The Life She Was Given by Ellen Marie Wiseman– 304 pages
On a summer evening in 1931, Lilly Blackwood glimpses circus lights from the grimy window of her attic bedroom. Lilly isn’t allowed to explore the meadows around Blackwood Manor. She’s never even ventured beyond her narrow room. Momma insists it’s for Lilly’s own protection, that people would be afraid if they saw her. But on this unforgettable night, Lilly is taken outside for the first time–and sold to the circus sideshow.
More than two decades later, nineteen-year-old Julia Blackwood has inherited her parents’ estate and horse farm. For Julia, home was an unhappy place full of strict rules and forbidden rooms, and she hopes that returning might erase those painful memories. Instead, she becomes immersed in a mystery involving a hidden attic room and photos of circus scenes featuring a striking young girl.
My Review: 4 stars
The Life She Was Given completely opened my eyes to circus life in an entirely new way. Although I’ve never been to an actual circus, I’ve read about them in some great novels and seen them portrayed in movies and TV. This book took me into the circus sideshows, which I’m certain I’d never elect to see, so this was the ideal option. As I’m typing this, my husband, who has no idea what I writing about, just shared that today (5/21/17), was the last ever Ringling and Barnum and Bailey Circus ever to perform. Coincidence, or what?

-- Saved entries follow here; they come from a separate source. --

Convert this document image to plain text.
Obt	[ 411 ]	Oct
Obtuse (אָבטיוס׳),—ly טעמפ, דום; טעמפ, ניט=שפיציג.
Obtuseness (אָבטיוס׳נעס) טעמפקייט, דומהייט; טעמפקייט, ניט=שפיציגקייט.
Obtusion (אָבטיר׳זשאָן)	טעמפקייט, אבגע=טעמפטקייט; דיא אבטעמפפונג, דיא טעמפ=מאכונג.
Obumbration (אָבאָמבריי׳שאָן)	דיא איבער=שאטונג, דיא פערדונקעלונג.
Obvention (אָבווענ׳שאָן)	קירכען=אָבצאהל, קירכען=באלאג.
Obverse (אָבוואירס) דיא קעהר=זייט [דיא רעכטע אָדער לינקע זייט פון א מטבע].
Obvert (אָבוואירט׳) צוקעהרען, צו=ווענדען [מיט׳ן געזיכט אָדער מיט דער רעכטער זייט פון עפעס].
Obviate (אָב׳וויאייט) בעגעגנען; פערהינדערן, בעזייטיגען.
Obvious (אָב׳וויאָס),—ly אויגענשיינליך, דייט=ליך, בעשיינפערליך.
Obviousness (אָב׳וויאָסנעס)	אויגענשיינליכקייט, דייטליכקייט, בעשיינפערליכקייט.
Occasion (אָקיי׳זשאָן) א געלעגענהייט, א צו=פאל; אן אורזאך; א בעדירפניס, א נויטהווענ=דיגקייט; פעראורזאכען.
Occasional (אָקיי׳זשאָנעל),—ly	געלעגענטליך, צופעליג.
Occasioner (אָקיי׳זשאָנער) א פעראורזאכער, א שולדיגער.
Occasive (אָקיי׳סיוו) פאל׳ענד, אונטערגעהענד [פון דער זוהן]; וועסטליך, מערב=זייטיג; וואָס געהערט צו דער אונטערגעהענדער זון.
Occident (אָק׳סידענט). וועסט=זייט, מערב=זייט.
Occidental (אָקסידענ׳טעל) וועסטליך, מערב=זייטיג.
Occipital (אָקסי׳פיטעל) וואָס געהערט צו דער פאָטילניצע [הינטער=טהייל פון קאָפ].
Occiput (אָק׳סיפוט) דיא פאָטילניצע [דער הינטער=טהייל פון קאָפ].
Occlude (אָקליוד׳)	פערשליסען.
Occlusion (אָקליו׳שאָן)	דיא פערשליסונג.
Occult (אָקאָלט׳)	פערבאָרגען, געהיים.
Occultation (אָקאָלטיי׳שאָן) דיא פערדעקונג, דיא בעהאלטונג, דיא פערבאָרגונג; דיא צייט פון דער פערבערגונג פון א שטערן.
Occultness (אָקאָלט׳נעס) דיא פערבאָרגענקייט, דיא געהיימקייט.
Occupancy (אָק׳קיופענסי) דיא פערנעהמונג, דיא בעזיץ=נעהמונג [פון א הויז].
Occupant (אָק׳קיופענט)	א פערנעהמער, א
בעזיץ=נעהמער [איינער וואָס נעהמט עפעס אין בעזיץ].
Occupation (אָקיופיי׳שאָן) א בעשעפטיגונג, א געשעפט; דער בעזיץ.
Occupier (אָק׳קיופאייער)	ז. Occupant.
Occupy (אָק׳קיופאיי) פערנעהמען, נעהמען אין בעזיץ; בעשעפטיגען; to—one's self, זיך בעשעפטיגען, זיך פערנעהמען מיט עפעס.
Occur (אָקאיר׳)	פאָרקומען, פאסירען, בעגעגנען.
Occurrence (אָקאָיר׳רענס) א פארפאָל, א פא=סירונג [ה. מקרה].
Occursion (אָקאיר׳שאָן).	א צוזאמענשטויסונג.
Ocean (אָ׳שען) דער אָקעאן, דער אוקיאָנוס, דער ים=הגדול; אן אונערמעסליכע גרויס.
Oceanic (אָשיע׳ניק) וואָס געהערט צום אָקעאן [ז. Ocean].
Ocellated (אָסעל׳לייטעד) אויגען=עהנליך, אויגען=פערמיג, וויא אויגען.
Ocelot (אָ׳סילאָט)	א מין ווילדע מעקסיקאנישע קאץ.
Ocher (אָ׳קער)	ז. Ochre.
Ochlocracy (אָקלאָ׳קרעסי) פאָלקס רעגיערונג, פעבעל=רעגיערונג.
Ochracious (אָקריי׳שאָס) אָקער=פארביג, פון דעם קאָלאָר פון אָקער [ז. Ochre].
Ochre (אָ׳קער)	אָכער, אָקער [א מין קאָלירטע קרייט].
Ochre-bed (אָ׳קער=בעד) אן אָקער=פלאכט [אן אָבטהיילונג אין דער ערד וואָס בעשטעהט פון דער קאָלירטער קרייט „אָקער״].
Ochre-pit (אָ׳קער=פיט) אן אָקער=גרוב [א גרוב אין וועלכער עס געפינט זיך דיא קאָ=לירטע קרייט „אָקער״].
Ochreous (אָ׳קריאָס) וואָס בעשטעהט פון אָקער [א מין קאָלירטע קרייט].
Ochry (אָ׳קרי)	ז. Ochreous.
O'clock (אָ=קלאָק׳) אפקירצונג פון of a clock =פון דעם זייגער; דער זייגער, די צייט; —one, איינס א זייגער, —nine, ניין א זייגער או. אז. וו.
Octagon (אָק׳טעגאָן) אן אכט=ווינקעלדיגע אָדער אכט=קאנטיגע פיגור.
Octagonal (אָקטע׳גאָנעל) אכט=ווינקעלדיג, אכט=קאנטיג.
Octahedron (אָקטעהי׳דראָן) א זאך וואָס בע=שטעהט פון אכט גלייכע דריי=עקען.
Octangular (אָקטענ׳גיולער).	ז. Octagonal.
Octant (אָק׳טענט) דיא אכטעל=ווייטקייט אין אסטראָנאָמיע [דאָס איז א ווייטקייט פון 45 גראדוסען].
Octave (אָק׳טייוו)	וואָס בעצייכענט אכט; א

With dual storylines that created a good mystery and a gripping plot, this book had a lot going for it. One storyline was about the so-called freaks in the sideshow of a circus, namely Lilly Blackwood. The other was from Julia Blackwood, who’s trying to unfold the secrets she unearths from the home she’d runaway from. This home, Blackwood Manor, actually holds all the pieces of the puzzle. If only it could speak.
Of course, the stories were woven together perfectly so that the reader knew they’d eventually connect, but never knew just how they’d mesh together. There were moments of the book that worked perfectly in fiction. I always fall for hidden attics, who lives there and why; it’s a perfect start to a novel. It’s always a treat when animals and characters connect on an almost psychic level, I believe it’s a true phenomenon and love when it’s brought up in fiction. Also religious extremism, secrets, animal abuse, child abuse, romance and friendship were all deftly explored throughout the novel.
I’ve enjoyed each of Ms. Wiseman’s novels. She continually creates strong women as characters who fight for what is right. Each novel is entirely different, yet they’ll leave you richer for what you’ve learned in each book. You can check them out here: The Plum Tree, What She Left Behind and Coal River.
Quotes I liked:
People get mad at animals for acting like animals all the time.”
-“A gust of stale air brushed over her face as if the house were exhaling after decades of holding its breath.”
-“Life was too big and too short and too important to talk about the lack of rain or the latest gossip. She wanted to know how people felt about themselves and one another, whether they were happy or sad. She wanted to know what made them feel loved and what hurt them to the core. She wanted to know about their past, how they got where they were, and their relationships with their mothers and fathers and siblings. She wanted to know if she was the only mixed-up person in the world who felt completely and utterly alone.”